同評価サイトのアメリカンIPA部門で最も人気が高く、より評価が高かったのが、同じくカリフォルニアのBallast Point Brewing Companyの"Sculpin。
まだ飲んだことがないですけど、サイトによるとホップを5段階で加えるやりかたで、アプリコット、桃、マンゴー、レモンの風味をもち、カサゴ(Sculpin)のトゲの毒で刺すようなピリッとした苦味が特徴だそうです。欠点はLagunitasよりは高いのと流通が悪いので手に入りにくいことですか。

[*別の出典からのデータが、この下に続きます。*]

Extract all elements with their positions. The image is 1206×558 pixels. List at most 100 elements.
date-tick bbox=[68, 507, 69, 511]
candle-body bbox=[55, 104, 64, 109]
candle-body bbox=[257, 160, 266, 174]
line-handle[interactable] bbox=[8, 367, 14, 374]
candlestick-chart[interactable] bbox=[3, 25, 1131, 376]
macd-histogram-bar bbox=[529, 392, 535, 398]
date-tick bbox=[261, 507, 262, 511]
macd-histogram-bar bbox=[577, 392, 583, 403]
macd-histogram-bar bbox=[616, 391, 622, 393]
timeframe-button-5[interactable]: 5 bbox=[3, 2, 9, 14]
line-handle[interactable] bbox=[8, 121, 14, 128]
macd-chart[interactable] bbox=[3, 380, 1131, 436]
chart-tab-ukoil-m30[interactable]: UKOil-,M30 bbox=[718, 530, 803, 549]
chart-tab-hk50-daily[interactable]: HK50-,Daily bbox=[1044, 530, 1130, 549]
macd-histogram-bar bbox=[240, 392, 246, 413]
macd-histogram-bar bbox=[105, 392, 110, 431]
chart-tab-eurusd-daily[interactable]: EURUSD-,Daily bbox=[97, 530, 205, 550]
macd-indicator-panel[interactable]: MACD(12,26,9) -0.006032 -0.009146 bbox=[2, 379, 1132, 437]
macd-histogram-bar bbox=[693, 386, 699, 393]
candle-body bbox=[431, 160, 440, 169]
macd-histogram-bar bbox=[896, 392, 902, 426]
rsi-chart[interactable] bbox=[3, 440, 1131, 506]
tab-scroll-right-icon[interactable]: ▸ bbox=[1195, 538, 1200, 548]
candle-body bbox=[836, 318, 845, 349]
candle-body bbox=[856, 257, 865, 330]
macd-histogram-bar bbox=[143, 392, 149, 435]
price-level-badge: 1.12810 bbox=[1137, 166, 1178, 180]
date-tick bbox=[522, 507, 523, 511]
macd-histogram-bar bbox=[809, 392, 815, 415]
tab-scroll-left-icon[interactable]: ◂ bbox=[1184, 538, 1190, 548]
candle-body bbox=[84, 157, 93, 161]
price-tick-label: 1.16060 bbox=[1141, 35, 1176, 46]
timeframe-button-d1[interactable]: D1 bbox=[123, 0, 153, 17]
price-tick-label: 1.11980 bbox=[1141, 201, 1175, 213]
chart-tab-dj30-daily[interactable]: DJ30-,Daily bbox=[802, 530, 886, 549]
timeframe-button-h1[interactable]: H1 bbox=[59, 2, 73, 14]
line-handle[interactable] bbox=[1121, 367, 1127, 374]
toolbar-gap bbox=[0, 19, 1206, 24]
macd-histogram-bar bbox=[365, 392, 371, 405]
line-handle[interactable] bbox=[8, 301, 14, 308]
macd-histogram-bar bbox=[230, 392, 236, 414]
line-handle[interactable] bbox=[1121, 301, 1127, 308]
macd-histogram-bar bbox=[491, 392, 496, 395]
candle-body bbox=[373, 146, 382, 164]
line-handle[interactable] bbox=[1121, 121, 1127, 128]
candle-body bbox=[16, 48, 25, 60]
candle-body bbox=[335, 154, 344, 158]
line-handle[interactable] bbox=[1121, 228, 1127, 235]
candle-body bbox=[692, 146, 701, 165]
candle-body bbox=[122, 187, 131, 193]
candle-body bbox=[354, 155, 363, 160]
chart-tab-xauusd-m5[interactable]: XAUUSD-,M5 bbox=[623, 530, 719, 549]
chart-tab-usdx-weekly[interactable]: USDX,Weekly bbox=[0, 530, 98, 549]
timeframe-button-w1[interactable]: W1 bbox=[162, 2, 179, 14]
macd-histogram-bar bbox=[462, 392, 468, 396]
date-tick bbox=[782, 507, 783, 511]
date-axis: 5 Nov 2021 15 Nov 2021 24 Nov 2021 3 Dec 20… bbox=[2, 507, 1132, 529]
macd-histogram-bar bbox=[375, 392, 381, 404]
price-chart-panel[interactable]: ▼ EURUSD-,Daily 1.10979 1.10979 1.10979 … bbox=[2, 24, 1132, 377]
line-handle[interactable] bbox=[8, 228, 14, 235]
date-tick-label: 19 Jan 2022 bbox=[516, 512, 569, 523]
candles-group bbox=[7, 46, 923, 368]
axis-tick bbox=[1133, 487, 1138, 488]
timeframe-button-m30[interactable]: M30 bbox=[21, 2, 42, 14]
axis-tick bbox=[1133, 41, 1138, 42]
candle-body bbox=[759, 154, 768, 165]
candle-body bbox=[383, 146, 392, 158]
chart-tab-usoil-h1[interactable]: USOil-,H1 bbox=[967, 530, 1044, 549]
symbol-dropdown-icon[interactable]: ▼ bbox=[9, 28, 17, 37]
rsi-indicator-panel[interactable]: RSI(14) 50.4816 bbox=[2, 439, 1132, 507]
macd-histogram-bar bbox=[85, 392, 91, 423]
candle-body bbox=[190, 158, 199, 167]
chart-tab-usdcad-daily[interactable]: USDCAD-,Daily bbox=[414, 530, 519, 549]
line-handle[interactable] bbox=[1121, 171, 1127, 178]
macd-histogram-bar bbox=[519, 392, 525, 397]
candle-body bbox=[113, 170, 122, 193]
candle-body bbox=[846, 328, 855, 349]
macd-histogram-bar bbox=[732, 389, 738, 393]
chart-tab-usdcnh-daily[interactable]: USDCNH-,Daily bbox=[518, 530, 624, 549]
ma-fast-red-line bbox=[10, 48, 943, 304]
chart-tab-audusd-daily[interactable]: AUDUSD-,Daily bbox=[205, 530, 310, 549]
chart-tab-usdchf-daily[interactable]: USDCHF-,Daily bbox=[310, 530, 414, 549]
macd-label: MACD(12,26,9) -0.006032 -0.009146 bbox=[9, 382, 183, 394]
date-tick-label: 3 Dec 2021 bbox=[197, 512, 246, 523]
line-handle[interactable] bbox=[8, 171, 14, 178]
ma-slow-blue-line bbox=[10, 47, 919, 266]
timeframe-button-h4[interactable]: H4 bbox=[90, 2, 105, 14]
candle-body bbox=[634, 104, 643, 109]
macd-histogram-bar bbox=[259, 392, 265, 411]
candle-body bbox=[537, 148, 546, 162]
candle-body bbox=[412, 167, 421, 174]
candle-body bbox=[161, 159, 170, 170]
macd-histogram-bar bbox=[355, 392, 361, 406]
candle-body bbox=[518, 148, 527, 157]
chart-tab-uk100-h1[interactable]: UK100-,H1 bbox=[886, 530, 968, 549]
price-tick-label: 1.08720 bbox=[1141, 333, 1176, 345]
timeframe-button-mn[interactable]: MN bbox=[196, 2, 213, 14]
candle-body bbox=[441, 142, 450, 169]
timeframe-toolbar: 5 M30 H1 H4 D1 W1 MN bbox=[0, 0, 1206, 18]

何千とあるビールの中で、もっとも不味いと評価されたのは、バドワイザー セレクト。スコア51。でしょうね。それからこのサイトでは、日本の大量生産ビールは総じてあまり評価は高くなく、最も評判がよかったのがアサヒの黒生で80ポイント。数ある日本のクラフトビールでは、評価されたものは限られていますが、その中では沼津にあるベアード ビール(Baird Brewery)のいくつかは高評価を受けており、駿河湾インペリアルIPAが87ポイント。それから伊勢角屋麦酒のIPAが84ポイント。
しかし酒税の関係で日本はビールが高いのが悲しいですね。アメリカで買えば、安くてまずいバドワイザーなら一本100円、Lagunitasでも一本150円程度、日本ではこの類のビールはその3倍はしますし。